Posto isto, a FESAP estabelece como matérias de negociação prioritária:

• a atualização anual dos salários e das pensões anuais, em valores acima da inflação, tendo em consideração os números relativos à produtividade e ao crescimento económico;

• a revisão da Tabela Remuneratória Única, com vista a garantir que todas as carreiras possuem posições remuneratórias que permitam o seu normal desenvolvimento;

• a valorização das carreiras, garantindo um SIADAP sem quotas, justo, proporcional, transparente e anualizado, que contribua para a captação e fixação dos melhores na Administração Pública;

• a atualização dos valores do subsídio de refeição e das ajudas de custo em linha com o real aumento do custo de vida e sem impacto tributário;

• a contagem de todos os pontos para efeitos de progressão nas carreiras e a devolução de pontos aos trabalhadores a quem estes foram retirados;

• a conclusão da revisão das carreiras subsistentes e não revistas;

• a valorização dos salários e das carreiras técnicas para interromper o processo de empobrecimento da classe média trabalhadora;

• o estabelecimento de incentivos para a deslocalização e descentralização de postos de trabalho para zonas do interior ou fora dos grandes centros urbanos;

• a adoção do vínculo único de emprego público, evitando a coexistência de trabalhadores que, tendo os mesmos horários, funções, hierarquias e salários, regem-se por regimes laborais diferentes;

• a adotação de medidas de responsabilização e valorização dos dirigentes intermédios da Administração Pública, impedindo a concentração da competência para decidir nos graus mais elevados das hierarquias;

• o aprofundamento e o incentivo à utilização do modelo de avaliação dos serviços com distinção de mérito associada aos melhores níveis de desempenho e refletir essa distinção em benefícios para os respetivos trabalhadores, garantindo assim o alinhamento das dimensões individual e organizacional;

• o reforço do modelo de formação dos trabalhadores em funções públicas pelo Instituto Nacional de Administração, I.P. (INA), alavancando a sua capacitação e o reforço de competências em larga escala;

• a aposta na capacitação digital dos trabalhadores, desde os níveis mais básicos e das competências digitais intermédias até à qualificação avançada em tecnologias emergentes;

• a consolidação e a ampliação dos centros de competências, associando-lhes uma dimensão de conhecimento acessível para a Administração Pública e reforçando a capacidade crítica e a especialização dos seus trabalhadores;

• o combate à crescente precariedade laboral e a necessidade de proceder ao rejuvenescimento dos quadros da Administração Pública;

• a implementação de políticas de gestão de pessoas, nomeadamente fazendo um levantamento criterioso das necessidades permanentes dos serviços e planeando o recrutamento em função das necessidades efetivas de cada área da Administração Pública;

• a revisão do regime de acesso à Administração Pública, de forma a agilizar e simplificar os processos de recrutamento, tornando-os mais céleres, em especial para jovens recém-licenciados, respeitando sempre o princípio de igualdade no acesso;

• a potenciação do acesso às carreiras de técnico superior da Administração Pública, melhorando os níveis remuneratórios de acesso e beneficiando, também, a formação em mestrados e doutoramentos;

• a necessidade de efetuar um levantamento das condições de saúde dos trabalhadores, tendo em consideração o contexto pandémico que ainda hoje se vive;

• o aperfeiçoamento do modelo de recrutamento e seleção de dirigentes superiores, garantindo a transparência, o mérito e a igualdade de oportunidades, permitindo à CRESAP proceder à abertura oficiosa de concursos para dirigentes superiores, com base nos princípios da competência e da responsabilização.

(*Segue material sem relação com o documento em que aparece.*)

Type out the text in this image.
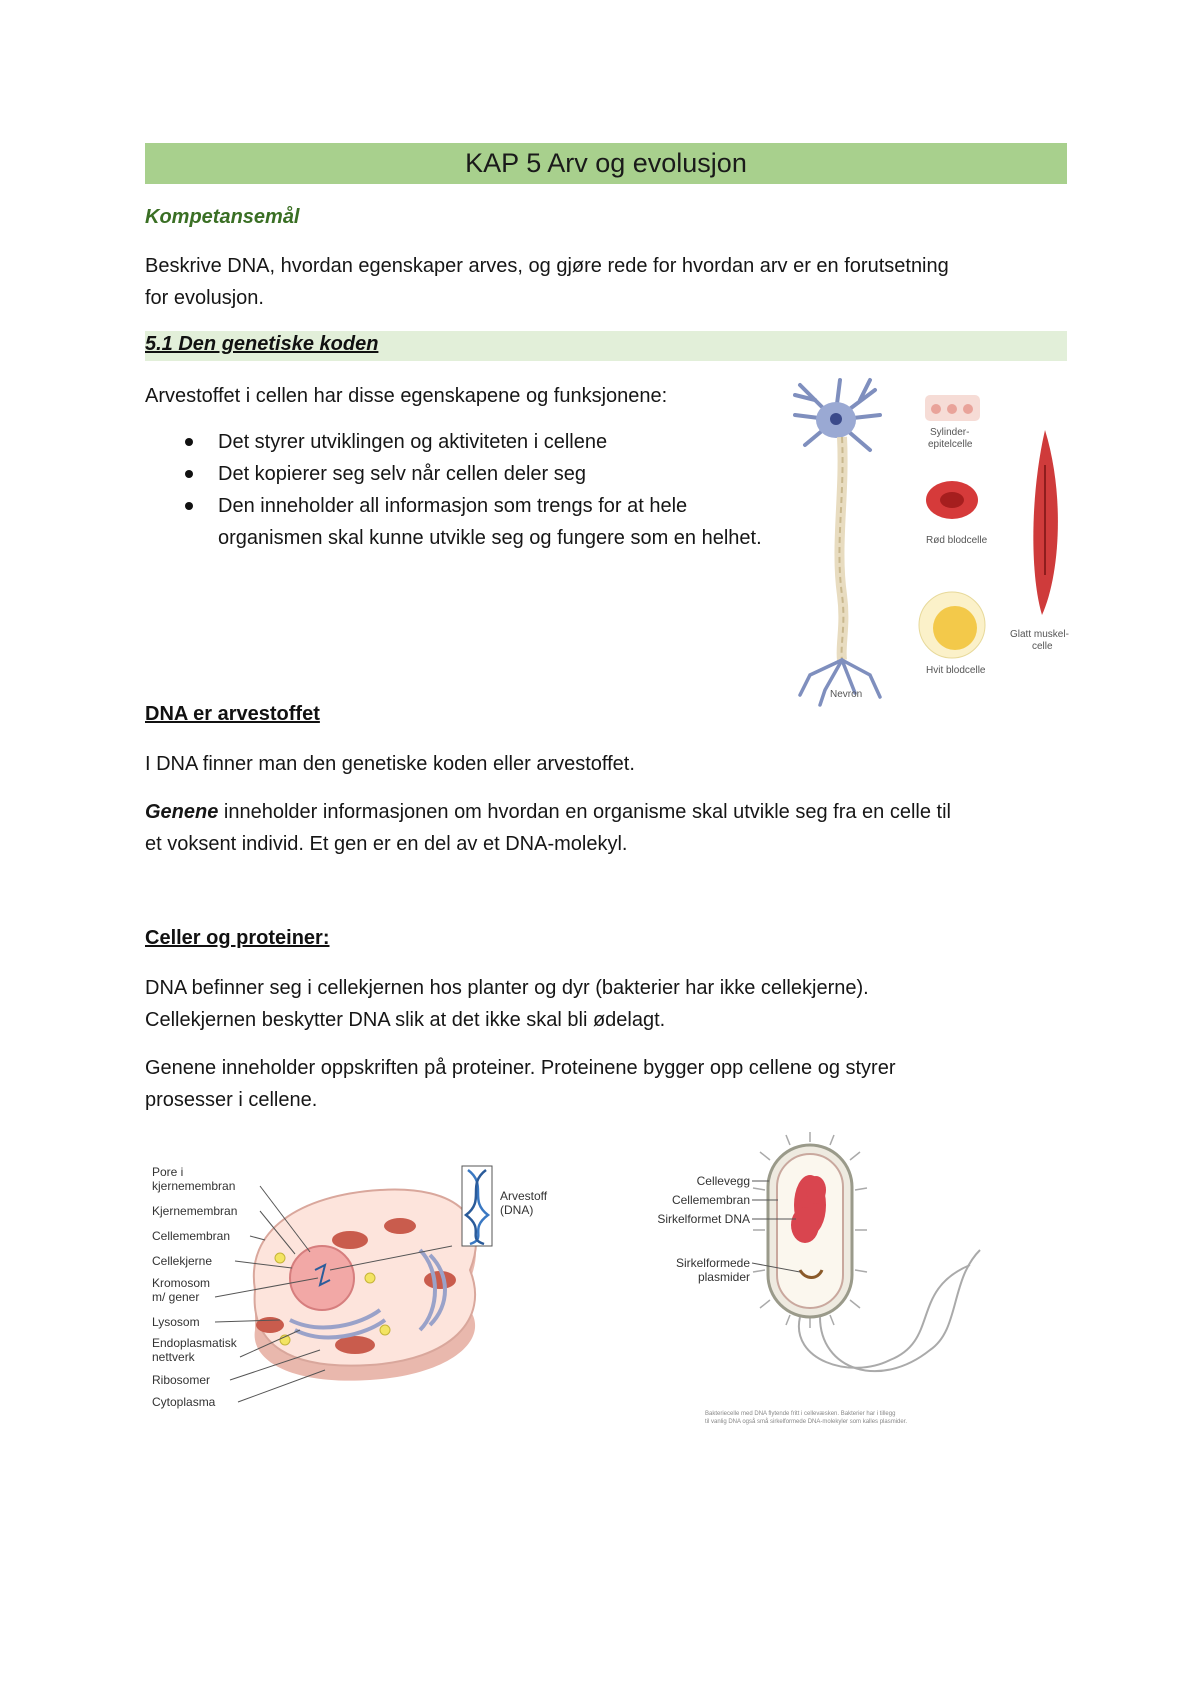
KAP 5 Arv og evolusjon
Kompetansemål
Beskrive DNA, hvordan egenskaper arves, og gjøre rede for hvordan arv er en forutsetning
for evolusjon.
5.1 Den genetiske koden
Arvestoffet i cellen har disse egenskapene og funksjonene:
Det styrer utviklingen og aktiviteten i cellene
Det kopierer seg selv når cellen deler seg
Den inneholder all informasjon som trengs for at hele organismen skal kunne utvikle seg og fungere som en helhet.
Nevron
Sylinder-epitelcelle
Rød blodcelle
Hvit blodcelle
Glatt muskel-celle
DNA er arvestoffet
I DNA finner man den genetiske koden eller arvestoffet.
Genene inneholder informasjonen om hvordan en organisme skal utvikle seg fra en celle til
et voksent individ. Et gen er en del av et DNA-molekyl.
Celler og proteiner:
DNA befinner seg i cellekjernen hos planter og dyr (bakterier har ikke cellekjerne).
Cellekjernen beskytter DNA slik at det ikke skal bli ødelagt.
Genene inneholder oppskriften på proteiner. Proteinene bygger opp cellene og styrer
prosesser i cellene.
Pore i kjernemembran
Kjernemembran
Cellemembran
Cellekjerne
Kromosom m/ gener
Lysosom
Endoplasmatisk nettverk
Ribosomer
Cytoplasma
Arvestoff (DNA)
Cellevegg
Cellemembran
Sirkelformet DNA
Sirkelformede plasmider
Bakteriecelle med DNA flytende fritt i cellevæsken. Bakterier har i tillegg til vanlig DNA også små sirkelformede DNA-molekyler som kalles plasmider.
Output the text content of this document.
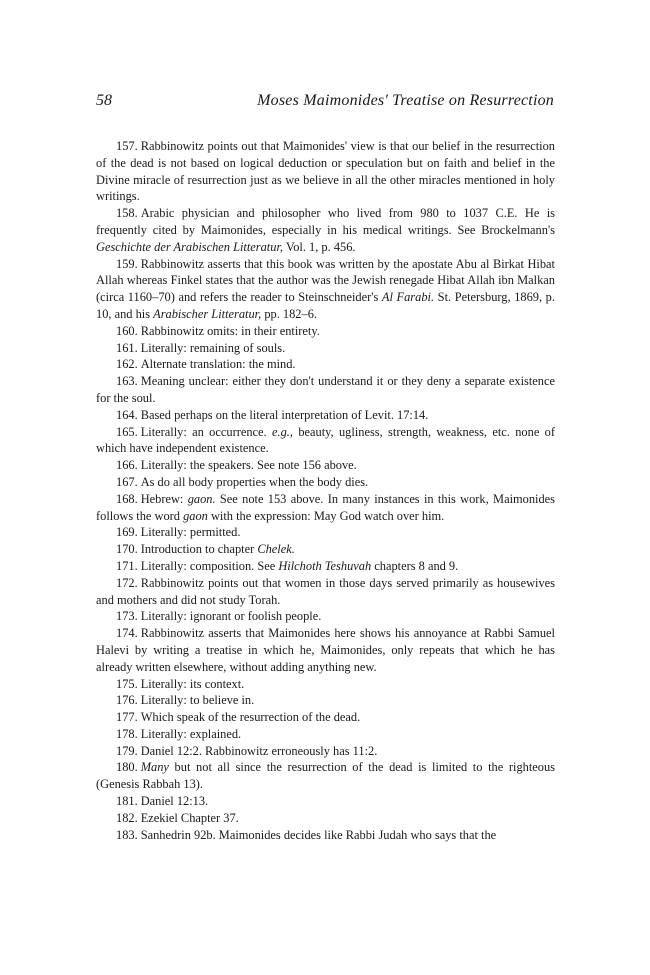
58	Moses Maimonides' Treatise on Resurrection

157. Rabbinowitz points out that Maimonides' view is that our belief in the resurrection of the dead is not based on logical deduction or speculation but on faith and belief in the Divine miracle of resurrection just as we believe in all the other miracles mentioned in holy writings.

158. Arabic physician and philosopher who lived from 980 to 1037 C.E. He is frequently cited by Maimonides, especially in his medical writings. See Brockelmann's Geschichte der Arabischen Litteratur, Vol. 1, p. 456.

159. Rabbinowitz asserts that this book was written by the apostate Abu al Birkat Hibat Allah whereas Finkel states that the author was the Jewish renegade Hibat Allah ibn Malkan (circa 1160–70) and refers the reader to Steinschneider's Al Farabi. St. Petersburg, 1869, p. 10, and his Arabischer Litteratur, pp. 182–6.

160. Rabbinowitz omits: in their entirety.

161. Literally: remaining of souls.

162. Alternate translation: the mind.

163. Meaning unclear: either they don't understand it or they deny a separate existence for the soul.

164. Based perhaps on the literal interpretation of Levit. 17:14.

165. Literally: an occurrence. e.g., beauty, ugliness, strength, weakness, etc. none of which have independent existence.

166. Literally: the speakers. See note 156 above.

167. As do all body properties when the body dies.

168. Hebrew: gaon. See note 153 above. In many instances in this work, Maimonides follows the word gaon with the expression: May God watch over him.

169. Literally: permitted.

170. Introduction to chapter Chelek.

171. Literally: composition. See Hilchoth Teshuvah chapters 8 and 9.

172. Rabbinowitz points out that women in those days served primarily as housewives and mothers and did not study Torah.

173. Literally: ignorant or foolish people.

174. Rabbinowitz asserts that Maimonides here shows his annoyance at Rabbi Samuel Halevi by writing a treatise in which he, Maimonides, only repeats that which he has already written elsewhere, without adding anything new.

175. Literally: its context.

176. Literally: to believe in.

177. Which speak of the resurrection of the dead.

178. Literally: explained.

179. Daniel 12:2. Rabbinowitz erroneously has 11:2.

180. Many but not all since the resurrection of the dead is limited to the righteous (Genesis Rabbah 13).

181. Daniel 12:13.

182. Ezekiel Chapter 37.

183. Sanhedrin 92b. Maimonides decides like Rabbi Judah who says that the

Finalmente, a FESAP enfatiza a matriz negocial dos sindicatos seus filiados, apresentando total disponibilidade e empenho nos processos de negociação que se avizinham, com a certeza de que é essencial obter resultados que permitam corresponder às expetativas dos trabalhadores e, desse modo, promover a diminuição do crescente clima de insatisfação e de crispação que tem vindo a acentuar-se nos locais de trabalho.